Posted by James Easterbrook
The other day one of our clients asked us to host a pitch. They were looking for an events agency to bring some really different and engaging events to life. Given the nature of the client and the digital footprint we’re looking to develop, they asked My Agency and their digital PR partner to be involved.
I spend a healthy amount of time pitching ideas and the agency to existing and potential clients so sitting on the other side of the table for once was an enlightening experience.
I’ve boiled down a few key things that I’ll definitely be taking as learning:
• It’s really, really obvious when someone is bullshitting or filling. I’ve always thought that nodding meant I’d got away with it but as I nodded my way through a waffly non-answer, I realised that was clearly not the case.

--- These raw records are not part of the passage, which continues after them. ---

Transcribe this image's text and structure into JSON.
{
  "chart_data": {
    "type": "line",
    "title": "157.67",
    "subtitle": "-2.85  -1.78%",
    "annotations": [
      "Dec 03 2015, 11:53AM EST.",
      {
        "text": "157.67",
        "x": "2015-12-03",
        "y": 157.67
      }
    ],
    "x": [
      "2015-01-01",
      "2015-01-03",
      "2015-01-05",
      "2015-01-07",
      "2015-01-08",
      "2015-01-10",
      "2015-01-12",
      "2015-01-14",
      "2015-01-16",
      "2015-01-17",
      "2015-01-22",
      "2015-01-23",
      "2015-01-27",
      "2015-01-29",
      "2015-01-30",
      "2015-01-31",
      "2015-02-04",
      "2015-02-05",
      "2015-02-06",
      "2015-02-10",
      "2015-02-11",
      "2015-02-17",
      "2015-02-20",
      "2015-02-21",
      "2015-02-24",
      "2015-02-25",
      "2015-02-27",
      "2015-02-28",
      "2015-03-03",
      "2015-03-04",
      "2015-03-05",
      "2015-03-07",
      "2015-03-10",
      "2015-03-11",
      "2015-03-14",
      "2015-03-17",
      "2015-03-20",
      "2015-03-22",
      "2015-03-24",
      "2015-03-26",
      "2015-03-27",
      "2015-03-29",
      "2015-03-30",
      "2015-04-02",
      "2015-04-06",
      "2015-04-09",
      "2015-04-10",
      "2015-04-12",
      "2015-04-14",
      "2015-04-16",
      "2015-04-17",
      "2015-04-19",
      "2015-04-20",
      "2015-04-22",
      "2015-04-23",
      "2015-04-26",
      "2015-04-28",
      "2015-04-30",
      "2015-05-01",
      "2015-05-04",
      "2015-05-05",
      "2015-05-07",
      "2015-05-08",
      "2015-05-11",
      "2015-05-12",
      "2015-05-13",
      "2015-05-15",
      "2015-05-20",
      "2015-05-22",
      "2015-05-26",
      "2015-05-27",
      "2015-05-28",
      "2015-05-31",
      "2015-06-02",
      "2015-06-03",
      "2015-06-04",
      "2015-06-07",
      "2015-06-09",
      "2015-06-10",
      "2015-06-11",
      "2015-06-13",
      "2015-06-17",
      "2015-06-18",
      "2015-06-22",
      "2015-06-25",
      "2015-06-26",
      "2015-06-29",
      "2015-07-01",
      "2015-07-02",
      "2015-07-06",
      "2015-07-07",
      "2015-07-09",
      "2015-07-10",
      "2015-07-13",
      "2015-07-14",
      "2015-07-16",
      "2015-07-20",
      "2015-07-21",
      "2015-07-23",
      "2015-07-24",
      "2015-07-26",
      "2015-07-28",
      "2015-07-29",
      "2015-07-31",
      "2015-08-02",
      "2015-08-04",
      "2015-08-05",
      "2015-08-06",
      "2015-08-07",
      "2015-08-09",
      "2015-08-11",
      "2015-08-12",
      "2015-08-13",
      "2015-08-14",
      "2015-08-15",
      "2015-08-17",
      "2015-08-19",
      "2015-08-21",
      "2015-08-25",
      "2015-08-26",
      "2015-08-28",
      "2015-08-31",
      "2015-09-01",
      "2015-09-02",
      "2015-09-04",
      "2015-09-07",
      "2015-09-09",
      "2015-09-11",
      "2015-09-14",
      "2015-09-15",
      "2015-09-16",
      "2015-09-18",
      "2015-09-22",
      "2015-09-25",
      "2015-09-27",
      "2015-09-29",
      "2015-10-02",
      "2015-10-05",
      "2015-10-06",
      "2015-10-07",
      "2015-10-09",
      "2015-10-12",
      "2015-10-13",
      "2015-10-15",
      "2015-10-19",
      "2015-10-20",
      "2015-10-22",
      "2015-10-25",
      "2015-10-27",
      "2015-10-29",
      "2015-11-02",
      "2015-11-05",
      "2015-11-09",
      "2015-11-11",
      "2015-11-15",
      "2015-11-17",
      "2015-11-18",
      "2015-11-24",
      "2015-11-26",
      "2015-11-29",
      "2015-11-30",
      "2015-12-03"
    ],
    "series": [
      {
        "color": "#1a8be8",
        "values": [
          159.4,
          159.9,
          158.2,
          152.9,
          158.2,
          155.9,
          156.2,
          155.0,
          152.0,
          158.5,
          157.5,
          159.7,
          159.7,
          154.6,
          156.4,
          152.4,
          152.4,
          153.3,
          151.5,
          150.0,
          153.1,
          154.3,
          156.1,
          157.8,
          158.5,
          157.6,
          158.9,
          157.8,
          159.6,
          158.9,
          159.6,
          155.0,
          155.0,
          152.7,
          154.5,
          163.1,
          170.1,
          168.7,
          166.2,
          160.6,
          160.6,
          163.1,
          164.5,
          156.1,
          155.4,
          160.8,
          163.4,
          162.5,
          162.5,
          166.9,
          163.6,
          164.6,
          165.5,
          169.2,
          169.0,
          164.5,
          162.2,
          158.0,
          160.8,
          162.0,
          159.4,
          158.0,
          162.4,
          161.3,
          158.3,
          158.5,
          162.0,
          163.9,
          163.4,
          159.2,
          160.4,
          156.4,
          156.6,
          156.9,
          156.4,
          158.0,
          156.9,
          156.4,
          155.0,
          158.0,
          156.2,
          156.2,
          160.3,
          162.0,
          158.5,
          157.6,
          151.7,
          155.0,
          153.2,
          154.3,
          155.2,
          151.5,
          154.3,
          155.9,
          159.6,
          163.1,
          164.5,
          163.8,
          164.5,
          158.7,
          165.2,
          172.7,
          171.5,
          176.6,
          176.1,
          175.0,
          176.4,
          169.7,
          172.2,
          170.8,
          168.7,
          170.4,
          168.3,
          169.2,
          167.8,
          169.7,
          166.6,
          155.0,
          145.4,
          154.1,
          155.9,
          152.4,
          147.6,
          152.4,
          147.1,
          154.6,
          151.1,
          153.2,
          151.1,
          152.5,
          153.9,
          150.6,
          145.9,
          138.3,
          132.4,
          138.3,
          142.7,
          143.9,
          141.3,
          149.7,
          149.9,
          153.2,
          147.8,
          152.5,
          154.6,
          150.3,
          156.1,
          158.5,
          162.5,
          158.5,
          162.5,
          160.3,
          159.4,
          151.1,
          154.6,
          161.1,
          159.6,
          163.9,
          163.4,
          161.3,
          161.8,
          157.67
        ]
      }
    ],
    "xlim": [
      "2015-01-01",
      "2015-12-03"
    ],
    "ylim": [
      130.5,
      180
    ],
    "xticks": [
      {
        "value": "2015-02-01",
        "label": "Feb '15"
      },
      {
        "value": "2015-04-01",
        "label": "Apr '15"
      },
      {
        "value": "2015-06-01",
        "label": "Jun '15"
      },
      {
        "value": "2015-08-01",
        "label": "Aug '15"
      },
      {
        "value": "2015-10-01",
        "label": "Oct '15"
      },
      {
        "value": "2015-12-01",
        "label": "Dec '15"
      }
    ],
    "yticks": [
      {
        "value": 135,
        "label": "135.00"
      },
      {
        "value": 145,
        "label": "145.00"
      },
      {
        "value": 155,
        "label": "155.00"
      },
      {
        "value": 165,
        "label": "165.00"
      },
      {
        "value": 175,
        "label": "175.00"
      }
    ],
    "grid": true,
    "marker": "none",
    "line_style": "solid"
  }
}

• Get to the meat quickly – If you’ve made it to a face-to-face meeting it’s pretty clear that you are capable and have at least some experience. Get to the idea as soon as possible.
• Even with a really good, tightly defined brief and requirements, what people cover is very different. Asking for feedback about the areas that other people may have covered in more depth is a good idea
• With the best will in the world your attention wanes once you’ve been in a room hearing people talk for hours on end. Presentations should be tailored for where in the order you sit
• Human nature makes people nice. Even when it was patently obvious that someone was no good we all smiled and asked intelligent questions, probably giving them the impression they were doing OK.
I’d like to think we don’t make too many of these errors when we pitch but I’ll definitely be considering our approach on the back of it.